To increase group awareness. To practice making, incorporating and justifying physical offers.

Comments:

When in doubt, keep it simple.

5 Element Game

The Five Element game trains and creates natural impulses for story telling.

Rules:

The players get in groups of 3. Two players create a one minute scene while the third player calls out the elements of the Basic Scene Structure as they are created. One player starts by exploring the physical environment of an activity. The observer calls out “Setting.” The second player enters as a complimentary character, thus creating a relationship. Once this relationship is created the watching player calls out “Characters.” The scene partners then find a problem or obstacle to overcome. They raise the stakes, motivating a solution. Finally, the players find a solution (preferably one that arises from the environment or the characters.) At each step the watching player calls out what element of the Basic Scene Structure is created.

Objectives:

To create the instinct to tell stories within the Basic Scene Structure by focusing solely on advancing between elements.

Comments:

Because of the one minute time limit, this exercise often results more in the narration of action rather than true physicalization. Although this is normally a bad thing, the value lies in the ability to reduce the amount of gags and gossip encountered in the creation of the scene. Raising the Stakes is normally the first element to be forgotten in the heat of the moment. It is therefore one of the elements you must be the most stringent about. You should also be looking for an organic solution. An organic solution comes from within the world of the scene; Deus Ex Machina is the improvisor’s easy way out.

Adaptations:

Five Element Freeze: The Five Element game done with freeze called at the end of every scene and a new player taking a position of one of the frozen players. The player then justifys the position into a new environment/activity.
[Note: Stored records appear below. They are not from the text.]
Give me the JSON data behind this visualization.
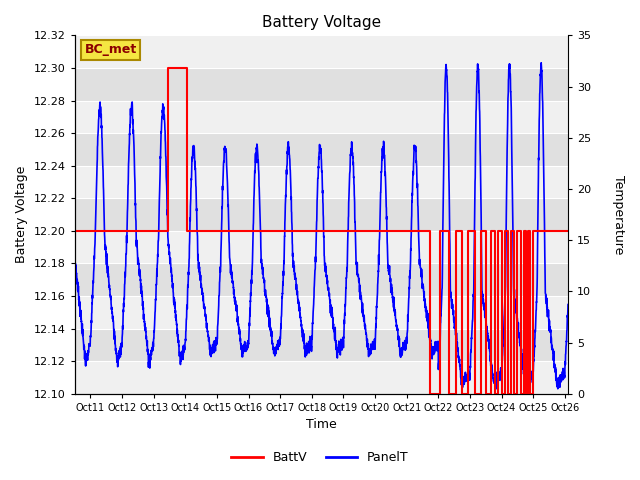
{
  "title": "Battery Voltage",
  "xlabel": "Time",
  "ylabel_left": "Battery Voltage",
  "ylabel_right": "Temperature",
  "ylim_left": [
    12.1,
    12.32
  ],
  "ylim_right": [
    0,
    35
  ],
  "yticks_left": [
    12.1,
    12.12,
    12.14,
    12.16,
    12.18,
    12.2,
    12.22,
    12.24,
    12.26,
    12.28,
    12.3,
    12.32
  ],
  "yticks_right": [
    0,
    5,
    10,
    15,
    20,
    25,
    30,
    35
  ],
  "bg_color": "#ffffff",
  "plot_bg_light": "#f0f0f0",
  "plot_bg_dark": "#e0e0e0",
  "grid_color": "#cccccc",
  "legend_label_batt": "BattV",
  "legend_label_panel": "PanelT",
  "batt_color": "red",
  "panel_color": "blue",
  "annotation_text": "BC_met",
  "annotation_bg": "#f5e642",
  "annotation_border": "#aa8800",
  "xtick_labels": [
    "Oct 11",
    "Oct 12",
    "Oct 13",
    "Oct 14",
    "Oct 15",
    "Oct 16",
    "Oct 17",
    "Oct 18",
    "Oct 19",
    "Oct 20",
    "Oct 21",
    "Oct 22",
    "Oct 23",
    "Oct 24",
    "Oct 25",
    "Oct 26"
  ],
  "x_positions": [
    11,
    12,
    13,
    14,
    15,
    16,
    17,
    18,
    19,
    20,
    21,
    22,
    23,
    24,
    25,
    26
  ],
  "xlim": [
    10.5,
    26.1
  ],
  "batt_steps": [
    [
      10.5,
      12.2
    ],
    [
      13.45,
      12.2
    ],
    [
      13.45,
      12.3
    ],
    [
      14.05,
      12.3
    ],
    [
      14.05,
      12.2
    ],
    [
      21.75,
      12.2
    ],
    [
      21.75,
      12.1
    ],
    [
      22.05,
      12.1
    ],
    [
      22.05,
      12.2
    ],
    [
      22.35,
      12.2
    ],
    [
      22.35,
      12.1
    ],
    [
      22.55,
      12.1
    ],
    [
      22.55,
      12.2
    ],
    [
      22.75,
      12.2
    ],
    [
      22.75,
      12.1
    ],
    [
      22.95,
      12.1
    ],
    [
      22.95,
      12.2
    ],
    [
      23.15,
      12.2
    ],
    [
      23.15,
      12.1
    ],
    [
      23.35,
      12.1
    ],
    [
      23.35,
      12.2
    ],
    [
      23.5,
      12.2
    ],
    [
      23.5,
      12.1
    ],
    [
      23.65,
      12.1
    ],
    [
      23.65,
      12.2
    ],
    [
      23.8,
      12.2
    ],
    [
      23.8,
      12.1
    ],
    [
      23.9,
      12.1
    ],
    [
      23.9,
      12.2
    ],
    [
      24.0,
      12.2
    ],
    [
      24.0,
      12.1
    ],
    [
      24.1,
      12.1
    ],
    [
      24.1,
      12.2
    ],
    [
      24.2,
      12.2
    ],
    [
      24.2,
      12.1
    ],
    [
      24.3,
      12.1
    ],
    [
      24.3,
      12.2
    ],
    [
      24.4,
      12.2
    ],
    [
      24.4,
      12.1
    ],
    [
      24.5,
      12.1
    ],
    [
      24.5,
      12.2
    ],
    [
      24.6,
      12.2
    ],
    [
      24.6,
      12.1
    ],
    [
      24.7,
      12.1
    ],
    [
      24.7,
      12.2
    ],
    [
      24.77,
      12.2
    ],
    [
      24.77,
      12.1
    ],
    [
      24.84,
      12.1
    ],
    [
      24.84,
      12.2
    ],
    [
      24.91,
      12.2
    ],
    [
      24.91,
      12.1
    ],
    [
      24.98,
      12.1
    ],
    [
      24.98,
      12.2
    ],
    [
      26.1,
      12.2
    ]
  ]
}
Gibberish 5 Elements: The Five Element game done while only speaking gibberish.

Silent 5 Element: The Five Element game done in silence (no sound effects.)

Practice Games

Expand and Advance

A game emphasizing the importance of expanding as well as advancing.

Rules:

Get two or three players up to do a scene. At certain points in the scene, the director will call out “Expand” or “Advance”. When “Expand” is called out, the players have to expand on the details of the action or idea that they are currently exploring. With dialogue and action, they can reveal details about the current beat. They can explore how they are affected by what is happening, reveal stakes, be descriptive of the environment, anything that enriches the current moment and does not forward the narrative.

When “Advance” is called, the players can then move to the next unit of action in the scene. They can allow changes to happen that force the characters to move on from what they have been exploring and take action.

Objectives:

This games gives players a sense of how much to expand on beats before moving the story forward. They will experience the balance between the two important and connected concepts of expanding and advancing.

Comments:

As the director, you can try to call out expand and advance when you think it is appropriate, or you can try experimenting and challenging the players to expand on moments they would normally gloss over. Just remind the students that the game is an exercise and in practice, they should find the moments to expand and advance organically.

Adaptations:

You can also try this game as a monologue exercise.

 

In a… With a…

Rules:

Improvisors get audience suggestions to fill in the blanks IN A _____ WITH A _____ (WHILE_____). Scene does not necessarily begin with the suggestions,but may move toward that moment.Or it may begin at the suggestion and proceed wherever it might.

Objectives:

To improvise and justify a complete scene within the rules of the game.

Comments:

Let the scene evolve directly from the suggestions. There’s no need to invent: each suggestion contains a wealth of potential material. When working with more than one suggestion it’s a good idea to “marry” the suggestions, bringing them together in some way to help the scene find its resolution.

Adaptations:

Single blank, or any two of the three.